Câmara dos Deputados analisa prisão do deputado Chiquinho Brazão a pedido do STF

Comunicado do Supremo exige que o Legislativo decida sobre a manutenção da prisão preventiva

Por Plox

25/03/2024 14h26 - Atualizado há 4 meses

Na segunda-feira (25), a Câmara dos Deputados foi notificada pelo Supremo Tribunal Federal (STF) da prisão preventiva do deputado Chiquinho Brazão (sem partido-RJ), instando a Casa a deliberar sobre a continuidade da medida. Este procedimento é ditado pela Constituição, que prevê a competência do Congresso Nacional para validar ou reverter prisões de parlamentares decretadas judicialmente. A notificação do STF, assinada pelo ministro Alexandre de Moraes, foi direcionada ao presidente da Câmara, Arthur Lira (PP-AL), incluindo o relatório final da Polícia Federal e o parecer da Procuradoria Geral da República que sustentam a prisão.

Embora houvesse a previsão de que o comunicado do STF chegasse à Câmara ainda na manhã de segunda-feira, este só foi enviado após a conclusão de um julgamento virtual pela Primeira Turma do STF, que decidiu manter a prisão dos implicados. Chiquinho Brazão e seu irmão Domingos Brazão, conselheiro do Tribunal de Contas do Estado (TCE-RJ), foram detidos no domingo (24), suspeitos de ordenarem o homicídio da vereadora Marielle Franco (PSOL-RJ) e do motorista Anderson Gomes, em março de 2018. O ex-diretor da Polícia Civil do Rio de Janeiro, Rivaldo Barbosa, também foi preso.

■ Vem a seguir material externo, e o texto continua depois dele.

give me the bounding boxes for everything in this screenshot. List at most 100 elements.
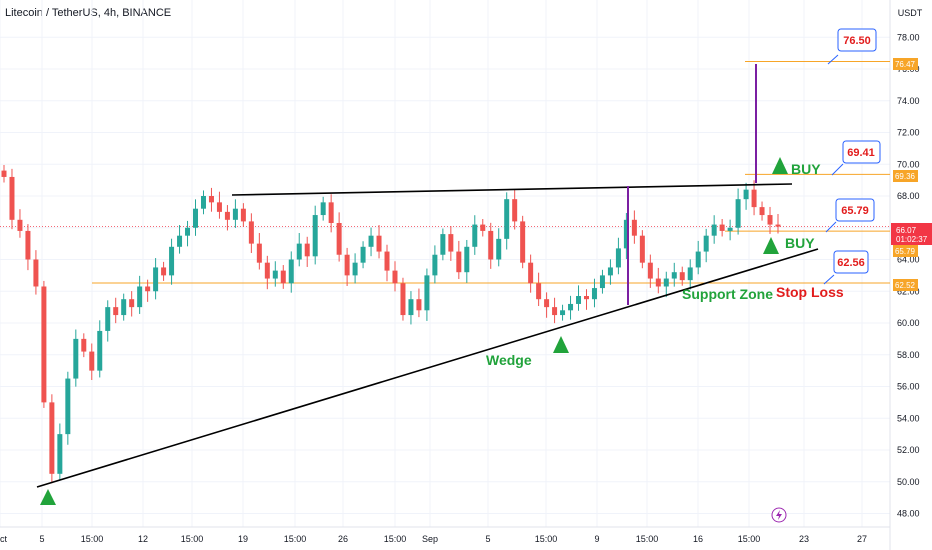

A motivação do crime estaria ligada a disputas territoriais na cidade do Rio de Janeiro, um assunto que Marielle Franco combatia.

Arthur Lira deve convocar uma sessão para discutir a prisão de Brazão ainda nesta semana, buscando garantir a presença ampla dos deputados em Brasília, especialmente considerando a proximidade da Semana Santa, período em que geralmente se observa menor presença dos parlamentares na capital. Conforme determina a Constituição, o prazo para a realização dessa sessão é de até 45 dias. Precedentes de análises semelhantes incluem os casos dos ex-deputados Wilson Santiago e Daniel Silveira.

O procedimento na sessão iniciará com a apresentação de um relatório pela Comissão de Constituição e Justiça, seguido pela defesa de Chiquinho Brazão, que terá direito a se manifestar em três ocasiões distintas. A decisão será tomada por maioria absoluta, exigindo o voto concordante de pelo menos 257 dos 513 deputados. A votação será realizada abertamente, permitindo o acompanhamento de como cada parlamentar votou.